Firstly, under the July 8 deal, both leaders agreed not to engage in the “blame game”.
Those words were used specifically.
As one EU diplomat put it: “The very people who are saying they want the implementation of the agreement to the letter are the ones going hammer and tongs at the blame game.”
Secondly, there are several time limits specified in the agreement. One relates to the
submission of topics for the proposed committees by July 31, 2006. This was adhered to… barely.
The agreement also calls for a “stocktaking meeting” between the two leaders by March 2007. This never happened.
Thirdly – and the real kicker – is that Gambari’s letter to the two leaders four months later said the second phase would commence with the leaders meeting where they “may also wish to establish an indicative timeframe within which it would proceed”.
They could then meet every four weeks, he said.
So although timeframes are not specifically mandatory under the Gambari process, they are not excluded either.
The situation might have been better served for the President to simply say he and Talat disagreed about the issue of time limits rather than to accuse the Turkish Cypriot leader of the far more serious charge of deviating from the agreement when it clearly allows the setting of time tables by mutual consent.
Papadopoulos also scored another point off Talat Thursday, “revealing” that the Turkish Cypriot leader had refused an invite to meet again tomorrow. But a fly on the wall at Wednesday’s meeting said it didn't transpire quite like that.
“When Talat realised they were at a dead end and understood that a new meeting was for internal consumption on the Greek Cypriot side, he asked what would be the point of them coming together again after only four days and if they envisaged anything other than other than the possibility of creating a worse situation,” said the source.
Ironically it was Papadopoulos who spent the past year avoiding meetings with Talat, saying there was nothing to discuss. It was only when coalition partner AKEL quit the government in July this year that he issued the invitation to Talat to meet, even though nothing had yet been accomplished under the Gambari agreement.

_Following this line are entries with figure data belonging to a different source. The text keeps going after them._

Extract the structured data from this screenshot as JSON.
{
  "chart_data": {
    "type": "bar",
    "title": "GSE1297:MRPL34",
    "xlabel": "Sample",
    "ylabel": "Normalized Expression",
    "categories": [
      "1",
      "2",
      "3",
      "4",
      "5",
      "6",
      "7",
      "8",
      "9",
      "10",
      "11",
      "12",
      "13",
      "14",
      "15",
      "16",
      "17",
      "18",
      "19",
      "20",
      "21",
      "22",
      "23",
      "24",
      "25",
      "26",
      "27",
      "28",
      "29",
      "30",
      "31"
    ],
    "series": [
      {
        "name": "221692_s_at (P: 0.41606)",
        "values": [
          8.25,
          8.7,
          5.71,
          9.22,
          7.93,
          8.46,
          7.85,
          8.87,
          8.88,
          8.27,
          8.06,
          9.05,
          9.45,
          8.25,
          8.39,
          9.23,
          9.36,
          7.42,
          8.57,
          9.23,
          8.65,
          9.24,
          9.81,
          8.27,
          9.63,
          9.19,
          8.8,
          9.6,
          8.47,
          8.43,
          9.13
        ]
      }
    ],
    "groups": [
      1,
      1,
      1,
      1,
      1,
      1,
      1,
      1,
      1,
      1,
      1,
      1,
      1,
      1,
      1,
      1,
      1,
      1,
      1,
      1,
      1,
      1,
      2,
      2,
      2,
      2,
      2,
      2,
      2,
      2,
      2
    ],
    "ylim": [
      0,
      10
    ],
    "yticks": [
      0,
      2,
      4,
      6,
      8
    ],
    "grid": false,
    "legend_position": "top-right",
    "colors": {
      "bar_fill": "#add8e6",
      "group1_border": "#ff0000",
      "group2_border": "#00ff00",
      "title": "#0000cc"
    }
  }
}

The outcome of Wednesday’s meeting was that the leaders merely agreed to stay in touch via the UN. No meeting between their two aides has been fixed and by all accounts there are no plans for them to resume their attempts to form any committees.
Sources close to Talat, when asked whose ball the court was in, said: “The ball is not in anyone’s court – it’s out of the court”. The source added: “I can’t say it [the agreement] is dead but I can’t say it’s alive.”
Whether the July 8 agreement will now join the Annan plan “on the autopsy table” to use a quote from the former government spokesman, will likely depend on the outcome of the presidential elections in February.
This is the general feeling on both sides and among the international community, some of whom feel the July 8 agreement has lost all credibility.
Of course with the elections coming, it cannot be ruled out that Papadopoulos will issue another invite to Talat before February, and the Turkish Cypriot leader says he is willing to respond positively to such a meeting.
The whole fiasco has in fact left the international community very disappointed with diplomats blaming both sides for the deadlock. They say that over the past year each side has avoided moving forward for different reasons such as the elections in Turkey, and now the upcoming presidential elections on the Greek Cypriot side.
“We are extremely fed up,” said the EU diplomat. “We thought maybe we would get a little more than we did. After 14 months, frankly it’s pathetic and sends an extremely negative signal.”
“We would like to see more honesty in the debate because it's clear that people are saying one thing and meaning another. Meetings are all well and good but if they don't deliver any progress they can be worse than a waste of time.”